Humana Gold Plus H6622-035 (HMO) partially covers dental services, featuring Medicare-covered dental with a $35 copay and no coinsurance, and other covered dental services with no copay and no coinsurance up to a $2,000 annual maximum. Excluded services that are not covered include fluoride treatment, removable prosthodontics, maxillofacial prosthetics, implant services, and orthodontics.
Humana Gold Plus H6622-035 (HMO) covers home infusion bundled services with no copay, though prior authorization and step therapy may apply. Under this benefit, Medicare Part B insulin drugs have a $35 copay and no coinsurance to 20% coinsurance, while chemotherapy, radiation, and other Part B drugs require no copay and no coinsurance to 20% coinsurance.
Humana Gold Plus H6622-035 (HMO) covers dialysis services with no copay and a 20% coinsurance. Prior authorization is required to receive these covered services.

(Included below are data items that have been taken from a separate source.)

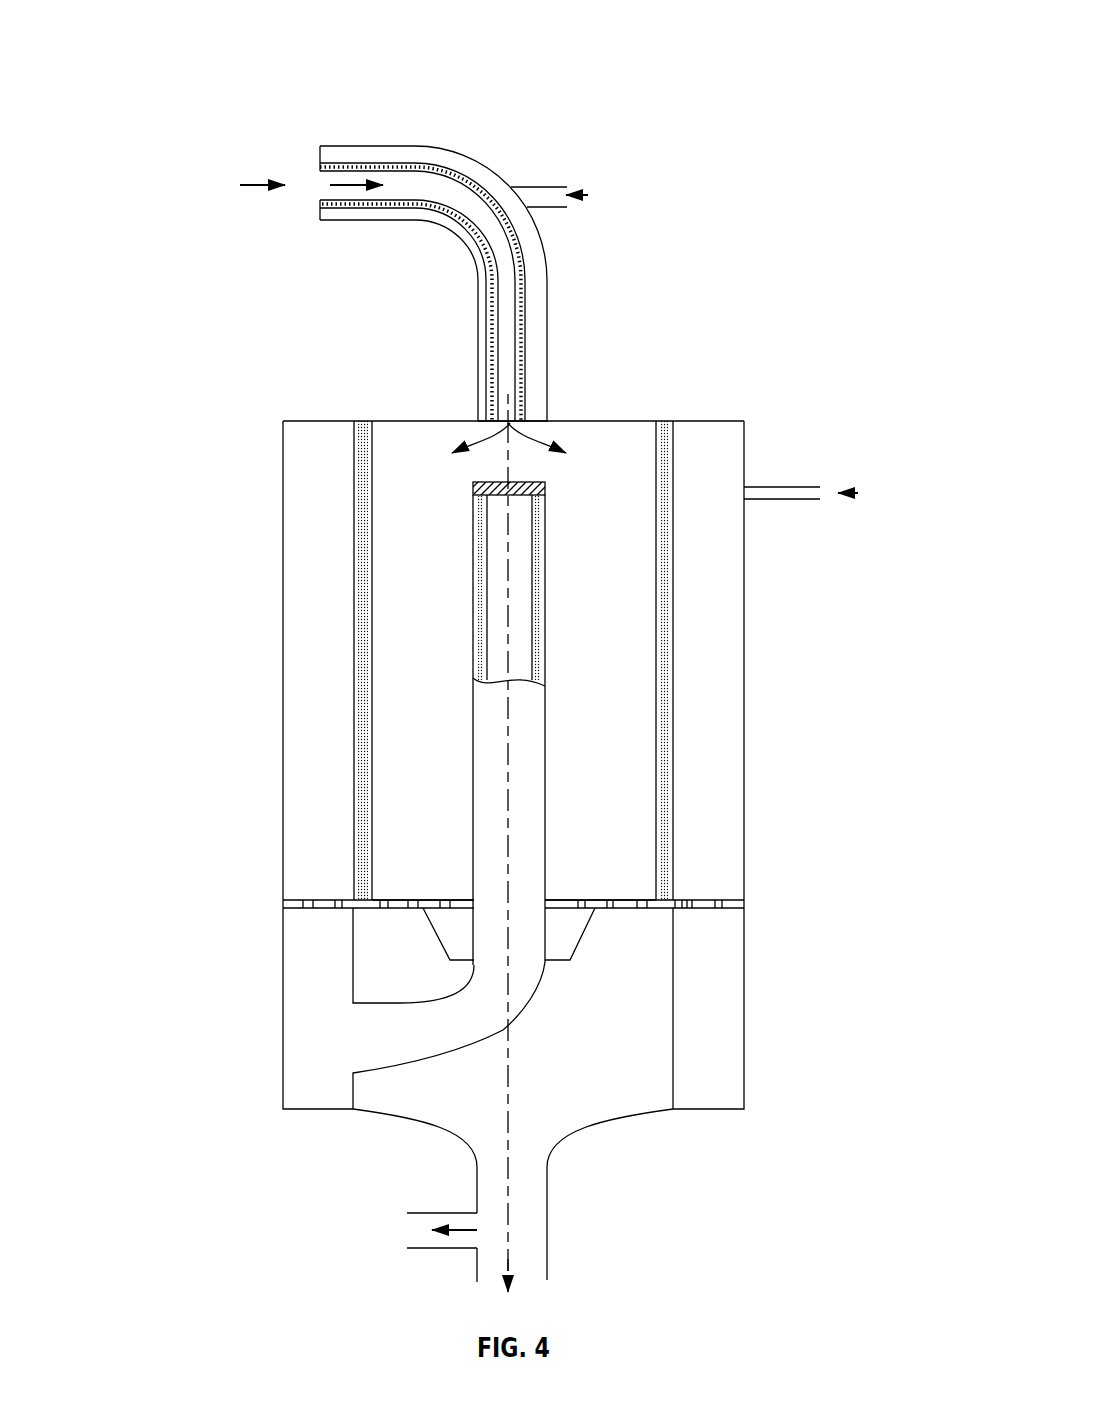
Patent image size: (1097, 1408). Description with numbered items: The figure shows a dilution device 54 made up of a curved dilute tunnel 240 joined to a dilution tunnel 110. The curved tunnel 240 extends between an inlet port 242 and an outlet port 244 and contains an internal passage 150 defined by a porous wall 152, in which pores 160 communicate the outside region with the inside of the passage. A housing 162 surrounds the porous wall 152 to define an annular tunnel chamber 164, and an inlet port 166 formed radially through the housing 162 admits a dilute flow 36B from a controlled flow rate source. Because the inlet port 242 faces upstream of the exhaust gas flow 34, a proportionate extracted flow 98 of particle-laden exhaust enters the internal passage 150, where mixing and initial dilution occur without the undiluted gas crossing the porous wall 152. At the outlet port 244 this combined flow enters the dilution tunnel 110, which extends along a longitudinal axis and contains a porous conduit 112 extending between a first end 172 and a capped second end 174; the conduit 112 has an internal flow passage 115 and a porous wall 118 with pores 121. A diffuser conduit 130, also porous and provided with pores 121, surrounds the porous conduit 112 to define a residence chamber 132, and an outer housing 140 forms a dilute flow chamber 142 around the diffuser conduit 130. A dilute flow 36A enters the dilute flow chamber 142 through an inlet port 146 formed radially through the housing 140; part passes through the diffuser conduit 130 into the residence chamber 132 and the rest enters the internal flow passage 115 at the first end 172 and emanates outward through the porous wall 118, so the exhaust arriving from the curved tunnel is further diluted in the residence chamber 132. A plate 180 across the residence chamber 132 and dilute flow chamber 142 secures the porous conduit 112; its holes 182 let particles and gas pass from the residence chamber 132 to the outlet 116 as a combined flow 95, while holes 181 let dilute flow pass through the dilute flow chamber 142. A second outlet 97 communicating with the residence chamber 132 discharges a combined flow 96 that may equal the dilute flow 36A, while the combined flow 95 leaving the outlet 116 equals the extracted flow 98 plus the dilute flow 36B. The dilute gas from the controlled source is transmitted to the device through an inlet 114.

The dilution device 54 is at (654, 56).
The dilute tunnel 240 is at (347, 108).
The tunnel chamber 164 is at (417, 155).
The inlet port 166 is at (508, 187).
The pores 160 is at (525, 270).
The porous wall 152 is at (486, 288).
The inlet port 242 is at (320, 210).
The housing 162 is at (410, 222).
The internal passage 150 is at (512, 351).
The extracted flow 98 is at (340, 185).
The exhaust gas flow 34 is at (246, 185).
The dilute flow 36B is at (574, 197).
The outlet port 244 is at (495, 419).
The dilution tunnel 110 is at (268, 400).
The housing 140 is at (282, 554).
The dilute flow chamber 142 is at (307, 748).
The diffuser conduit 130 is at (674, 583).
The pores 121 is at (540, 653).
The residence chamber 132 is at (617, 677).
The porous conduit 112 is at (745, 488).
The inlet port 146 is at (786, 487).
The dilute flow 36A is at (870, 495).
The inlet 114 is at (520, 482).
The porous wall 118 is at (545, 560).
The internal flow passage 115 is at (497, 567).
The second end 174 is at (523, 522).
The plate 180 is at (702, 908).
The holes 181 is at (730, 902).
The holes 182 is at (607, 903).
The first end 172 is at (358, 1040).
The outlet 116 is at (547, 1280).
The combined flow 95 is at (510, 1265).
The combined flow 96 is at (445, 1226).
The second outlet 97 is at (443, 1249).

Humana Gold Plus H6622-035 (HMO) covers durable medical equipment, prosthetics, and medical supplies with a 20% coinsurance and no copay. Diabetic supplies are covered with a 10% to 20% coinsurance and no copay, while diabetic therapeutic shoes and inserts require a $10 copay.
Diagnostic and radiological services are covered by Humana Gold Plus H6622-035 (HMO), with prior authorization required for these services. Lab services, outpatient X-rays, and diagnostic radiological services feature no copay and no coinsurance, while other diagnostic procedures carry a copay of $0 to $105, and therapeutic radiological services require a minimum $35 copay and 20% coinsurance.
Humana Gold Plus H6622-035 (HMO) covers Home Health Services with no copay and no coinsurance, though prior authorization is required.
Cardiac rehabilitation services are covered by Humana Gold Plus H6622-035 (HMO) with no copay, no coinsurance, and prior authorization required. However, some services are covered while standard cardiac, intensive cardiac, pulmonary, and supervised exercise therapy (SET) for PAD rehabilitation services are not covered.
Humana Gold Plus H6622-035 (HMO) covers Skilled Nursing Facility (SNF) services with no coinsurance and no prior three-day inpatient hospital stay requirement, though prior authorization is required. There is no copay for days 1 through 20, a $218 daily copay for days 21 through 100, and additional days beyond the standard Medicare-covered limit are not covered.
Other services are partially covered by the Humana Gold Plus H6622-035 (HMO), excluding Other 1, Other 2, and Other 3 services. Covered benefits include acupuncture with a $35 copay and no coinsurance, alongside over-the-counter items and chronic illness meal benefits with no copay and no coinsurance.